In this article, I shed some light on one of the core technologies that enables an efficiently functioning Content Value Chain, namely the one for your visual assets. I discuss how this technology is an important key to content automation, innovation and differentiation. This is also the "engine" for an Atomic-Content model, and therefore the engine for the described business goals of content differentiation and personalization. 

 

Technology for Digital Asset Management as the engine 

 

Where you prefer to store your product information in a Product-Information-Management System (PIM), a Digital-Asset-Management System (DAM) is where you can best manage your visual assets. As a powerful technology, a DAM adds value for any level of content ambition: 

  • Automation - Even if you're not yet ready for advanced content applications, such as the Atomic Content already mentioned, structuring, organizing, enriching and automating your content already delivers immediate benefits: more efficient work processes and reduction of search, manual and duplication of effort; lower risk of compliance issues by being able to enforce rights and roles; and higher conversion and customer satisfaction by making it easier for your content to get to the right time and channel or touchpoint through managed distribution. 

  • Innovation - If you have the basics in order, your DAM can support you to make your content processes even more efficient and flexible, for example by using digital twins combined with computer-generated images instead of product photography. This is managed in a so-called 'Digital Twin Library', a specific application for these formats within DAM. You can also have some or all of certain images created in a controlled way by Artificial Intelligence. This contributes not only to an efficient operation but also to the quality and reusability of the created content. 

  • Differentiation - Also to enable ultimate content relevance, a DAM is an important cornerstone: it allows you to store your marketing assets in modular, enriched layers that you can make respond to external (customer) triggers such as location, weather, time of day, behavior, purchase history, preferences and more to build hyper-personalized content experiences in the most scalable way ever, whether in familiar environments like websites, apps and physical places, or in "new" applications like virtual and augmented reality and conversational AI. 

 

Is a DAM enough? 

 

In order to realize your content ambitions, in addition to your core technology and the technical aspects that go with it, you obviously need to pay attention to the content itself, data óabout the content (such as taxonomies, tags, metadata and performance), the processes and the people working within these processes. Moreover, as we have already seen, you also have other types of content than visual assets. A healthy Content Value Chain hinges on an integrated approach, designed with the end goal in mind. It's okay to start small, but at least consider the following elements: 

It is worthwhile to properly formulate and validate your content ambitions prior to the purchase or configuration of a DAM (e.g. do you primarily want to work more efficiently and have more consistency in your content and are you primarily aiming for automation, or do your ambitions extend further and is content differentiation actually important for achieving business goals?). 

 

In addition, always evaluate where you are now on the four quadrants above.
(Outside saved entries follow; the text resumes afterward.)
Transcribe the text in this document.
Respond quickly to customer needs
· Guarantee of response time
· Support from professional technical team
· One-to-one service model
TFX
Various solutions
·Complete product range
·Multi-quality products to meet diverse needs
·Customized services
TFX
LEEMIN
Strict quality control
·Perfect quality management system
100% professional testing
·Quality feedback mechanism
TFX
Where are the biggest pain points? To what extent are the organization and your team ready for this issue? What does and how do you define success? Next, start planning how you want or need to grow in each quadrant to achieve your ambitions, and at what investment and effort. In doing so, surround yourself with both experts and knowledge holders in each of the four quadrants and generalists who can oversee the whole in a cross-functional team, to achieve your next step in a harmonized way. 

 

Foundation 

 

Content plays a crucial role in achieving business goals in today's online society. A healthy Content Value Chain is a prerequisite for this, and a modern DAM system is a logical technical foundation for this. Whether your ambitions are modest or reach to the sky, a good alignment of content, data, organization and processes and technology is always a good idea. Streamlining the content process makes it easier to automate that content, innovate content production and then differentiate it for different audiences.